Running the same UDF multiple times should result in the same set of
segments, assuming the same environment and system state across runs.
| Map Key | Description |
|---|
data_segment_id | A unique identifier for the segment of the currently executing UDF instance. All of the data segment IDs for a given UDF execution are displayed in GAdmin when you click on the run ID; note that although it is possible to identify rank and TOM numbers from this ID, it should not be relied upon, as its format may change in the future. |
data_segment_count | The total cluster-wide count of data segments for distributed UDFs; for non-distributed UDFs, 1. |
data_segment_number | The number of the current data segment or executing UDF instance [0..data_segment_count-1]. |
Kinetica API Connection Parameters
These can be used to connect back to Kinetica using the regular API endpoint
calls. Use with caution in distributed UDFs, particularly in large clusters,
to avoid overwhelming the head node.
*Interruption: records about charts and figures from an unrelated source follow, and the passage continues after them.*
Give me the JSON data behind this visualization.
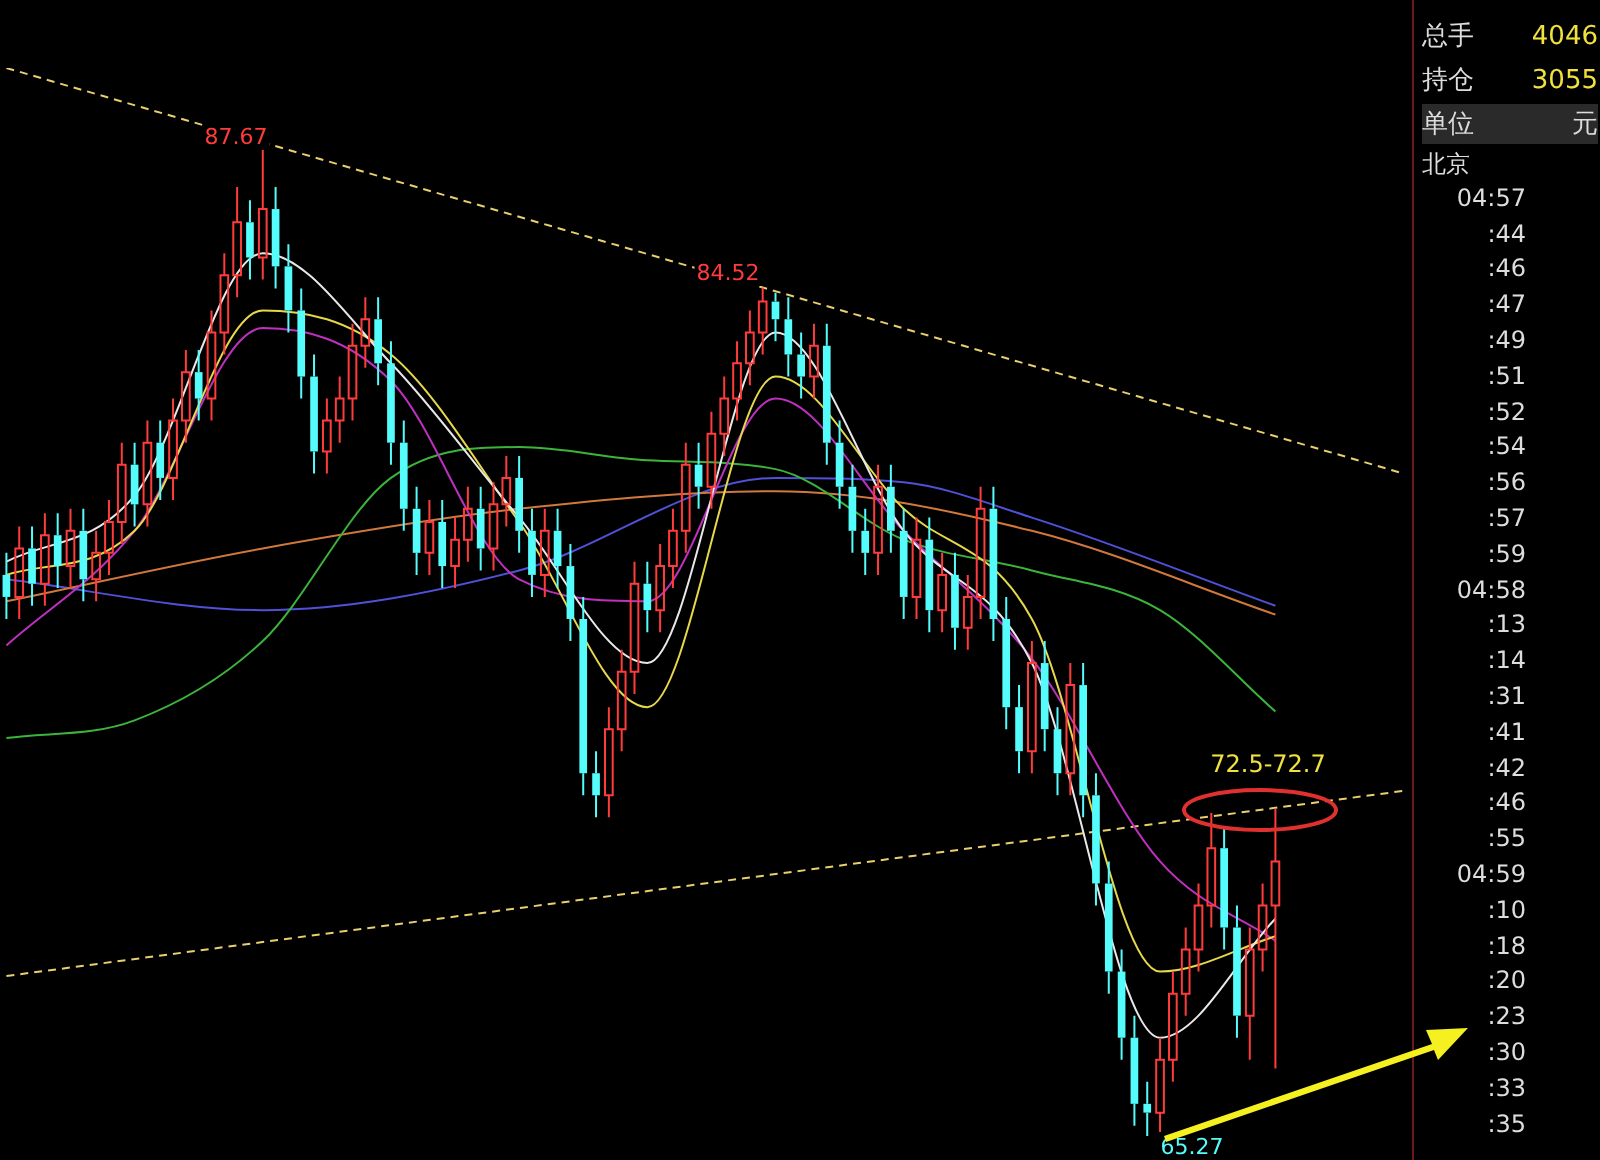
{
  "chart_data": {
    "type": "candlestick",
    "tick_labels": false,
    "legend": false,
    "categories": [
      null,
      null,
      null,
      null,
      null,
      null,
      null,
      null,
      null,
      null,
      null,
      null,
      null,
      null,
      null,
      null,
      null,
      null,
      null,
      null,
      null,
      null,
      null,
      null,
      null,
      null,
      null,
      null,
      null,
      null,
      null,
      null,
      null,
      null,
      null,
      null,
      null,
      null,
      null,
      null,
      null,
      null,
      null,
      null,
      null,
      null,
      null,
      null,
      null,
      null,
      null,
      null,
      null,
      null,
      null,
      null,
      null,
      null,
      null,
      null,
      null,
      null,
      null,
      null,
      null,
      null,
      null,
      null,
      null,
      null,
      null,
      null,
      null,
      null,
      null,
      null,
      null,
      null,
      null,
      null,
      null,
      null,
      null,
      null,
      null,
      null,
      null,
      null,
      null,
      null,
      null,
      null,
      null,
      null,
      null,
      null,
      null,
      null,
      null,
      null,
      null,
      null,
      null,
      null,
      null,
      null,
      null,
      null,
      null,
      null
    ],
    "ohlc": [
      [
        78.0,
        78.5,
        77.0,
        77.5
      ],
      [
        77.5,
        79.1,
        77.0,
        78.6
      ],
      [
        78.6,
        79.1,
        77.3,
        77.8
      ],
      [
        77.8,
        79.4,
        77.3,
        78.9
      ],
      [
        78.9,
        79.4,
        77.7,
        78.2
      ],
      [
        78.2,
        79.5,
        77.7,
        79.0
      ],
      [
        79.0,
        79.5,
        77.4,
        77.9
      ],
      [
        77.9,
        79.0,
        77.4,
        78.5
      ],
      [
        78.5,
        79.7,
        78.0,
        79.2
      ],
      [
        79.2,
        81.0,
        78.7,
        80.5
      ],
      [
        80.5,
        81.0,
        79.1,
        79.6
      ],
      [
        79.6,
        81.5,
        79.1,
        81.0
      ],
      [
        81.0,
        81.5,
        79.7,
        80.2
      ],
      [
        80.2,
        82.0,
        79.7,
        81.5
      ],
      [
        81.5,
        83.1,
        81.0,
        82.6
      ],
      [
        82.6,
        83.1,
        81.5,
        82.0
      ],
      [
        82.0,
        84.0,
        81.5,
        83.5
      ],
      [
        83.5,
        85.3,
        83.0,
        84.8
      ],
      [
        84.8,
        86.8,
        84.3,
        86.0
      ],
      [
        86.0,
        86.5,
        84.7,
        85.2
      ],
      [
        85.2,
        87.67,
        84.7,
        86.3
      ],
      [
        86.3,
        86.8,
        84.5,
        85.0
      ],
      [
        85.0,
        85.5,
        83.5,
        84.0
      ],
      [
        84.0,
        84.5,
        82.0,
        82.5
      ],
      [
        82.5,
        83.0,
        80.3,
        80.8
      ],
      [
        80.8,
        82.0,
        80.3,
        81.5
      ],
      [
        81.5,
        82.5,
        81.0,
        82.0
      ],
      [
        82.0,
        83.7,
        81.5,
        83.2
      ],
      [
        83.2,
        84.3,
        82.7,
        83.8
      ],
      [
        83.8,
        84.3,
        82.3,
        82.8
      ],
      [
        82.8,
        83.3,
        80.5,
        81.0
      ],
      [
        81.0,
        81.5,
        79.0,
        79.5
      ],
      [
        79.5,
        80.0,
        78.0,
        78.5
      ],
      [
        78.5,
        79.7,
        78.0,
        79.2
      ],
      [
        79.2,
        79.7,
        77.7,
        78.2
      ],
      [
        78.2,
        79.3,
        77.7,
        78.8
      ],
      [
        78.8,
        80.0,
        78.3,
        79.5
      ],
      [
        79.5,
        80.0,
        78.1,
        78.6
      ],
      [
        78.6,
        80.1,
        78.1,
        79.6
      ],
      [
        79.6,
        80.7,
        79.1,
        80.2
      ],
      [
        80.2,
        80.7,
        78.5,
        79.0
      ],
      [
        79.0,
        79.5,
        77.5,
        78.0
      ],
      [
        78.0,
        79.5,
        77.5,
        79.0
      ],
      [
        79.0,
        79.5,
        77.7,
        78.2
      ],
      [
        78.2,
        78.7,
        76.5,
        77.0
      ],
      [
        77.0,
        77.5,
        73.0,
        73.5
      ],
      [
        73.5,
        74.0,
        72.5,
        73.0
      ],
      [
        73.0,
        75.0,
        72.5,
        74.5
      ],
      [
        74.5,
        76.3,
        74.0,
        75.8
      ],
      [
        75.8,
        78.3,
        75.3,
        77.8
      ],
      [
        77.8,
        78.3,
        76.7,
        77.2
      ],
      [
        77.2,
        78.7,
        76.7,
        78.2
      ],
      [
        78.2,
        79.5,
        77.7,
        79.0
      ],
      [
        79.0,
        81.0,
        78.5,
        80.5
      ],
      [
        80.5,
        81.0,
        79.5,
        80.0
      ],
      [
        80.0,
        81.7,
        79.5,
        81.2
      ],
      [
        81.2,
        82.5,
        80.7,
        82.0
      ],
      [
        82.0,
        83.3,
        81.5,
        82.8
      ],
      [
        82.8,
        84.0,
        82.3,
        83.5
      ],
      [
        83.5,
        84.52,
        83.0,
        84.2
      ],
      [
        84.2,
        84.4,
        83.3,
        83.8
      ],
      [
        83.8,
        84.3,
        82.5,
        83.0
      ],
      [
        83.0,
        83.5,
        82.0,
        82.5
      ],
      [
        82.5,
        83.7,
        82.0,
        83.2
      ],
      [
        83.2,
        83.7,
        80.5,
        81.0
      ],
      [
        81.0,
        81.5,
        79.5,
        80.0
      ],
      [
        80.0,
        80.5,
        78.5,
        79.0
      ],
      [
        79.0,
        79.5,
        78.0,
        78.5
      ],
      [
        78.5,
        80.5,
        78.0,
        80.0
      ],
      [
        80.0,
        80.5,
        78.5,
        79.0
      ],
      [
        79.0,
        79.5,
        77.0,
        77.5
      ],
      [
        77.5,
        79.3,
        77.0,
        78.8
      ],
      [
        78.8,
        79.3,
        76.7,
        77.2
      ],
      [
        77.2,
        78.5,
        76.7,
        78.0
      ],
      [
        78.0,
        78.5,
        76.3,
        76.8
      ],
      [
        76.8,
        78.0,
        76.3,
        77.5
      ],
      [
        77.5,
        80.0,
        77.0,
        79.5
      ],
      [
        79.5,
        80.0,
        76.5,
        77.0
      ],
      [
        77.0,
        77.5,
        74.5,
        75.0
      ],
      [
        75.0,
        75.5,
        73.5,
        74.0
      ],
      [
        74.0,
        76.5,
        73.5,
        76.0
      ],
      [
        76.0,
        76.5,
        74.0,
        74.5
      ],
      [
        74.5,
        75.0,
        73.0,
        73.5
      ],
      [
        73.5,
        76.0,
        73.0,
        75.5
      ],
      [
        75.5,
        76.0,
        72.5,
        73.0
      ],
      [
        73.0,
        73.5,
        70.5,
        71.0
      ],
      [
        71.0,
        71.5,
        68.5,
        69.0
      ],
      [
        69.0,
        69.5,
        67.0,
        67.5
      ],
      [
        67.5,
        68.0,
        65.5,
        66.0
      ],
      [
        66.0,
        66.5,
        65.27,
        65.8
      ],
      [
        65.8,
        67.5,
        65.3,
        67.0
      ],
      [
        67.0,
        69.0,
        66.5,
        68.5
      ],
      [
        68.5,
        70.0,
        68.0,
        69.5
      ],
      [
        69.5,
        71.0,
        69.0,
        70.5
      ],
      [
        70.5,
        72.6,
        70.0,
        71.8
      ],
      [
        71.8,
        72.3,
        69.5,
        70.0
      ],
      [
        70.0,
        70.5,
        67.5,
        68.0
      ],
      [
        68.0,
        70.0,
        67.0,
        69.5
      ],
      [
        69.5,
        71.0,
        69.0,
        70.5
      ],
      [
        70.5,
        72.7,
        66.8,
        71.5
      ],
      null,
      null,
      null,
      null,
      null,
      null,
      null,
      null,
      null,
      null
    ],
    "series": [
      {
        "type": "line",
        "color": "#e8e8e8",
        "values": [
          78.3,
          null,
          null,
          null,
          null,
          null,
          null,
          null,
          null,
          null,
          79.8,
          null,
          null,
          null,
          null,
          null,
          null,
          null,
          null,
          null,
          85.3,
          null,
          null,
          null,
          null,
          null,
          null,
          null,
          null,
          null,
          82.8,
          null,
          null,
          null,
          null,
          null,
          null,
          null,
          null,
          null,
          79.3,
          null,
          null,
          null,
          null,
          null,
          null,
          null,
          null,
          null,
          76.0,
          null,
          null,
          null,
          null,
          null,
          null,
          null,
          null,
          null,
          83.5,
          null,
          null,
          null,
          null,
          null,
          null,
          null,
          null,
          null,
          79.0,
          null,
          null,
          null,
          null,
          null,
          null,
          null,
          null,
          null,
          76.0,
          null,
          null,
          null,
          null,
          null,
          null,
          null,
          null,
          null,
          67.5,
          null,
          null,
          null,
          null,
          null,
          null,
          null,
          null,
          70.2,
          null,
          null,
          null,
          null,
          null,
          null,
          null,
          null,
          null,
          null
        ]
      },
      {
        "type": "line",
        "color": "#e6d84a",
        "values": [
          78.0,
          null,
          null,
          null,
          null,
          null,
          null,
          null,
          null,
          null,
          79.0,
          null,
          null,
          null,
          null,
          null,
          null,
          null,
          null,
          null,
          84.0,
          null,
          null,
          null,
          null,
          null,
          null,
          null,
          null,
          null,
          83.0,
          null,
          null,
          null,
          null,
          null,
          null,
          null,
          null,
          null,
          79.2,
          null,
          null,
          null,
          null,
          null,
          null,
          null,
          null,
          null,
          75.0,
          null,
          null,
          null,
          null,
          null,
          null,
          null,
          null,
          null,
          82.5,
          null,
          null,
          null,
          null,
          null,
          null,
          null,
          null,
          null,
          79.5,
          null,
          null,
          null,
          null,
          null,
          null,
          null,
          null,
          null,
          77.0,
          null,
          null,
          null,
          null,
          null,
          null,
          null,
          null,
          null,
          69.0,
          null,
          null,
          null,
          null,
          null,
          null,
          null,
          null,
          69.8,
          null,
          null,
          null,
          null,
          null,
          null,
          null,
          null,
          null,
          null
        ]
      },
      {
        "type": "line",
        "color": "#c030c0",
        "values": [
          76.4,
          null,
          null,
          null,
          null,
          null,
          null,
          null,
          null,
          null,
          79.0,
          null,
          null,
          null,
          null,
          null,
          null,
          null,
          null,
          null,
          83.6,
          null,
          null,
          null,
          null,
          null,
          null,
          null,
          null,
          null,
          82.4,
          null,
          null,
          null,
          null,
          null,
          null,
          null,
          null,
          null,
          77.9,
          null,
          null,
          null,
          null,
          null,
          null,
          null,
          null,
          null,
          77.4,
          null,
          null,
          null,
          null,
          null,
          null,
          null,
          null,
          null,
          82.0,
          null,
          null,
          null,
          null,
          null,
          null,
          null,
          null,
          null,
          79.0,
          null,
          null,
          null,
          null,
          null,
          null,
          null,
          null,
          null,
          76.1,
          null,
          null,
          null,
          null,
          null,
          null,
          null,
          null,
          null,
          71.5,
          null,
          null,
          null,
          null,
          null,
          null,
          null,
          null,
          69.7,
          null,
          null,
          null,
          null,
          null,
          null,
          null,
          null,
          null,
          null
        ]
      },
      {
        "type": "line",
        "color": "#3cb43c",
        "values": [
          74.3,
          null,
          null,
          null,
          null,
          null,
          null,
          null,
          null,
          null,
          74.7,
          null,
          null,
          null,
          null,
          null,
          null,
          null,
          null,
          null,
          76.5,
          null,
          null,
          null,
          null,
          null,
          null,
          null,
          null,
          null,
          80.2,
          null,
          null,
          null,
          null,
          null,
          null,
          null,
          null,
          null,
          80.9,
          null,
          null,
          null,
          null,
          null,
          null,
          null,
          null,
          null,
          80.6,
          null,
          null,
          null,
          null,
          null,
          null,
          null,
          null,
          null,
          80.4,
          null,
          null,
          null,
          null,
          null,
          null,
          null,
          null,
          null,
          78.8,
          null,
          null,
          null,
          null,
          null,
          null,
          null,
          null,
          null,
          78.1,
          null,
          null,
          null,
          null,
          null,
          null,
          null,
          null,
          null,
          77.2,
          null,
          null,
          null,
          null,
          null,
          null,
          null,
          null,
          74.9,
          null,
          null,
          null,
          null,
          null,
          null,
          null,
          null,
          null,
          null
        ]
      },
      {
        "type": "line",
        "color": "#d2783c",
        "values": [
          77.4,
          null,
          null,
          null,
          null,
          null,
          null,
          null,
          null,
          null,
          null,
          null,
          null,
          null,
          null,
          null,
          null,
          null,
          null,
          null,
          78.6,
          null,
          null,
          null,
          null,
          null,
          null,
          null,
          null,
          null,
          null,
          null,
          null,
          null,
          null,
          null,
          null,
          null,
          null,
          null,
          79.5,
          null,
          null,
          null,
          null,
          null,
          null,
          null,
          null,
          null,
          null,
          null,
          null,
          null,
          null,
          null,
          null,
          null,
          null,
          null,
          79.9,
          null,
          null,
          null,
          null,
          null,
          null,
          null,
          null,
          null,
          null,
          null,
          null,
          null,
          null,
          null,
          null,
          null,
          null,
          null,
          79.0,
          null,
          null,
          null,
          null,
          null,
          null,
          null,
          null,
          null,
          null,
          null,
          null,
          null,
          null,
          null,
          null,
          null,
          null,
          77.1,
          null,
          null,
          null,
          null,
          null,
          null,
          null,
          null,
          null,
          null
        ]
      },
      {
        "type": "line",
        "color": "#5050d8",
        "values": [
          77.9,
          null,
          null,
          null,
          null,
          null,
          null,
          null,
          null,
          null,
          null,
          null,
          null,
          null,
          null,
          null,
          null,
          null,
          null,
          null,
          77.2,
          null,
          null,
          null,
          null,
          null,
          null,
          null,
          null,
          null,
          null,
          null,
          null,
          null,
          null,
          null,
          null,
          null,
          null,
          null,
          78.1,
          null,
          null,
          null,
          null,
          null,
          null,
          null,
          null,
          null,
          null,
          null,
          null,
          null,
          null,
          null,
          null,
          null,
          null,
          null,
          80.2,
          null,
          null,
          null,
          null,
          null,
          null,
          null,
          null,
          null,
          80.1,
          null,
          null,
          null,
          null,
          null,
          null,
          null,
          null,
          null,
          79.3,
          null,
          null,
          null,
          null,
          null,
          null,
          null,
          null,
          null,
          null,
          null,
          null,
          null,
          null,
          null,
          null,
          null,
          null,
          77.3,
          null,
          null,
          null,
          null,
          null,
          null,
          null,
          null,
          null,
          null
        ]
      },
      {
        "type": "line",
        "color": "#e8d070",
        "line_style": "dashed",
        "values": [
          89.5,
          null,
          null,
          null,
          null,
          null,
          null,
          null,
          null,
          null,
          null,
          null,
          null,
          null,
          null,
          null,
          null,
          null,
          null,
          null,
          null,
          null,
          null,
          null,
          null,
          null,
          null,
          null,
          null,
          null,
          null,
          null,
          null,
          null,
          null,
          null,
          null,
          null,
          null,
          null,
          null,
          null,
          null,
          null,
          null,
          null,
          null,
          null,
          null,
          null,
          null,
          null,
          null,
          null,
          null,
          null,
          null,
          null,
          null,
          null,
          null,
          null,
          null,
          null,
          null,
          null,
          null,
          null,
          null,
          null,
          null,
          null,
          null,
          null,
          null,
          null,
          null,
          null,
          null,
          null,
          null,
          null,
          null,
          null,
          null,
          null,
          null,
          null,
          null,
          null,
          null,
          null,
          null,
          null,
          null,
          null,
          null,
          null,
          null,
          null,
          null,
          null,
          null,
          null,
          null,
          null,
          null,
          null,
          null,
          80.3
        ]
      },
      {
        "type": "line",
        "color": "#e8d070",
        "line_style": "dashed",
        "values": [
          68.9,
          null,
          null,
          null,
          null,
          null,
          null,
          null,
          null,
          null,
          null,
          null,
          null,
          null,
          null,
          null,
          null,
          null,
          null,
          null,
          null,
          null,
          null,
          null,
          null,
          null,
          null,
          null,
          null,
          null,
          null,
          null,
          null,
          null,
          null,
          null,
          null,
          null,
          null,
          null,
          null,
          null,
          null,
          null,
          null,
          null,
          null,
          null,
          null,
          null,
          null,
          null,
          null,
          null,
          null,
          null,
          null,
          null,
          null,
          null,
          null,
          null,
          null,
          null,
          null,
          null,
          null,
          null,
          null,
          null,
          null,
          null,
          null,
          null,
          null,
          null,
          null,
          null,
          null,
          null,
          null,
          null,
          null,
          null,
          null,
          null,
          null,
          null,
          null,
          null,
          null,
          null,
          null,
          null,
          null,
          null,
          null,
          null,
          null,
          null,
          null,
          null,
          null,
          null,
          null,
          null,
          null,
          null,
          null,
          73.1
        ]
      }
    ],
    "annotations": [
      "87.67",
      "84.52",
      "65.27",
      "72.5-72.7",
      "总手",
      "4046",
      "持仓",
      "3055",
      "单位",
      "元",
      "北京",
      "04:57",
      ":44",
      ":46",
      ":47",
      ":49",
      ":51",
      ":52",
      ":54",
      ":56",
      ":57",
      ":59",
      "04:58",
      ":13",
      ":14",
      ":31",
      ":41",
      ":42",
      ":46",
      ":55",
      "04:59",
      ":10",
      ":18",
      ":20",
      ":23",
      ":30",
      ":33",
      ":35"
    ]
  }
}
Also note, multi-head ingest may not work
from a UDF in some cases without overriding the worker URLs to use internal IP
addresses.
| Map Key | Description |
|---|
head_url | The URL to connect to. |
username | Randomly generated temporary username used to execute the UDF. |
password | Randomly generated temporary password used to execute the UDF. |
Since username and password are randomly-generated
temporary credentials, for security reasons, they should not be
printed or output to logs.
Writing Output Data
To output data to a table, the size of the table must be set in order to
allocate enough space in all of the columns to hold the correct number of
values. To do this, call:
table.size = <total number of output records>
Table column values can then be assigned to each OutputColumn of each
OutputTable in the OutputDataSet.
The following calls are available to assist with writing data to Kinetica:
| Call | Type | Description |
|---|
proc_data.output_data | Object | Returns an OutputDataSet object for writing output table data that will be written to the database |
proc_data.results | Map of strings to strings | Returns a map that can be populated with string-valued results to be returned from the UDF |
proc_data.bin_results | Map of strings to bytes | Returns a map that can be populated with binary-valued results to be returned from the UDF |
Setting Output Values
The OutputDataSet object returned from proc_data.output_data contains
the OutputTable object, which in turn contains OutputColumn, holding the
actual data set. Tables and columns are accessed the same way as
InputDataSet, by name, index, or a combination of the two:
proc_data.output_data["customer"]["name"]
proc_data.output_data[5][1]
To assign fixed-width output values:
proc_data.output_data["customer"][1][2] = 12.34
To assign variable-width output values:
proc_data.output_data[5]["name"][4].append("Joe")
Status Reporting
The proc_data.status property can be set to a string value to help
convey status information during UDF execution, e.g.,
proc_data.status="25% complete". The show_proc_status() function will
return any status messages set for each data segment — one data segment per
processing node if in distributed mode, or one data segment total in
non-distributed mode. These messages are subject to the following scenarios:
-
If the user-provided UDF code is executing and has set a status message,
show_proc_status() will return the last message that was set.
-
If the user-provided UDF code finishes executing successfully, the status
message is cleared.
The UDF may not show as “complete” yet since any data written by the
UDF (in distributed mode) still has to be inserted into the
database, but the status set by the UDF code isn’t relevant to this
process
-
If the UDF is killed while executing user-provided UDF code,
show_proc_status() will return the last message that was set.
-
If the user-provided UDF code errors out, show_proc_status() will return
the error message and the last status message that was set in parentheses.
Complete
The UDF must finish with a call to proc_data.complete. This writes out
some final control information to indicate that the UDF completed successfully.
If this call is not made, the database will assume that the UDF
didn’t finish and will return an error to the caller.
Logging
Any output from the UDF to is written to two places:
- The system log file on the head node, which can
be viewed in GAdmin on the
logging page.
- The /opt/gpudb/core/logs/gpudb.log file local to the processing
node container